Loin de la structure narrative linéaire, point de salut? Bien sûr que non, comme le démontrent plusieurs des ouvrages présentés dans notre édition courante de La Recrue du mois. En osant aborder l’écriture à quatre mains, déjà, nos deux auteurs « recrues » s’avançaient en terrain miné. Ils vont beaucoup plus loin, en choisissant de transposer de l’oral à l’écrit 37 secrets, bribes transmises par des inconnus, que quelques chanceux ont pu découvrir sous leur forme théâtralisée, au détour d’une rue, à Québec en 2009.
En parcourant ces pages, certaines délicatement ciselées, d’autres d’une banalité pourtant émouvante, j’ai réalisé, une fois encore, combien nous vivions dans des univers en apparence parallèles, qui toutefois se percutent au hasard des rencontres. « Je rêve d’être Modigliani.

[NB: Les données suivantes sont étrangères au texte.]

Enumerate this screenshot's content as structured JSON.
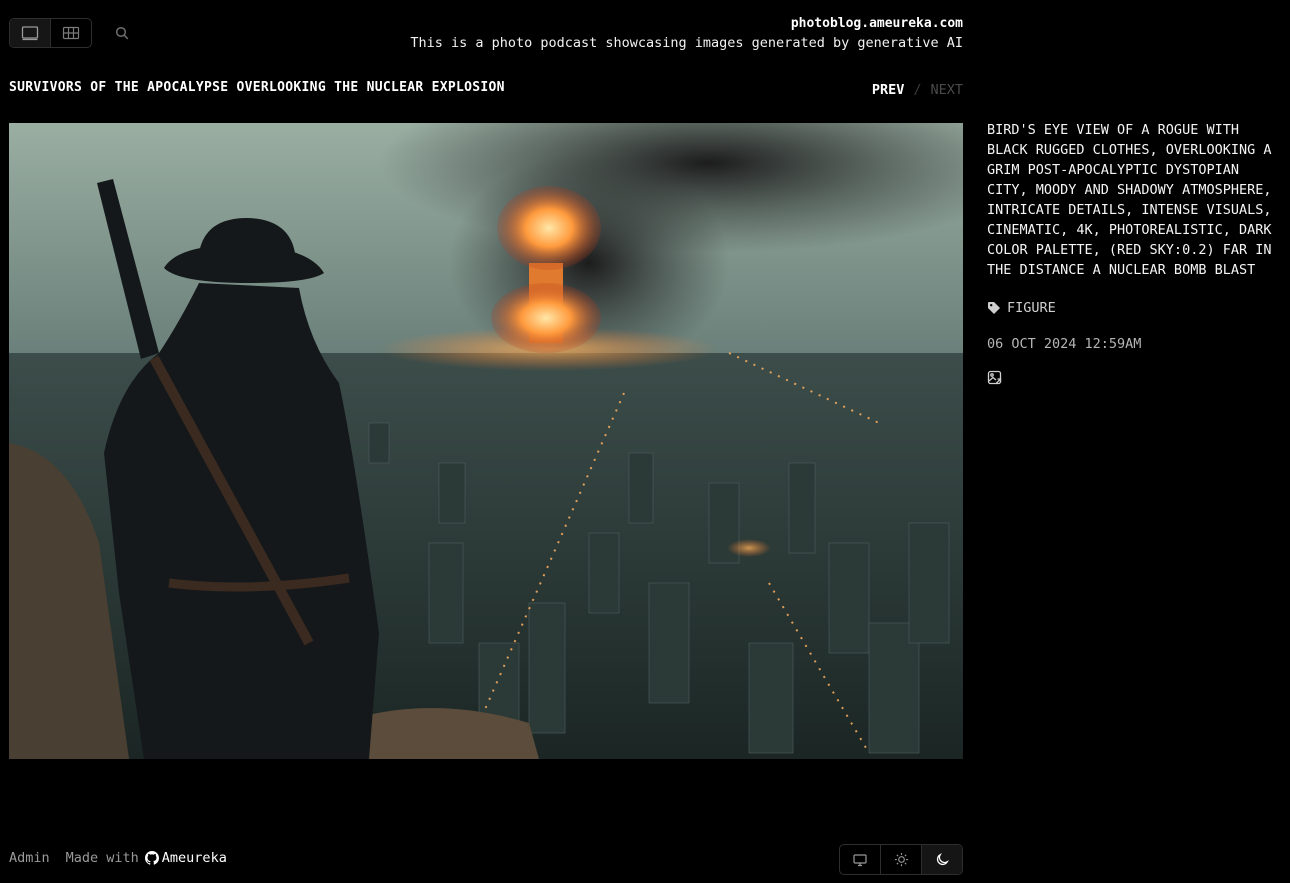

Je rêve d’être Musset. D’être Feydeau. Je rêve d’être Baudelaire. D’être Rimbaud », confie le narrateur de « Modigliani ». Peut-être, mais en restant incarné dans le 21e siècle, pleinement conscient que la littérature demeure un langage vibrant, en évolution, qui a besoin de puiser dans le sol qui l’entoure pour se nourrir, se renouveler, dire autrement, pousser le lecteur à la réflexion. L’écriture ne se veut-elle pas au fond un partage; de soi, de l’autre, de l’imaginaire? « Et j’écris comme je tombe amoureuse : en secret. En cachette », admet elle-même Véronique Côté dans ses réponses à notre questionnaire. « Je me dévoile toujours énormément quand j’écris », répond Steve Gagnon en écho.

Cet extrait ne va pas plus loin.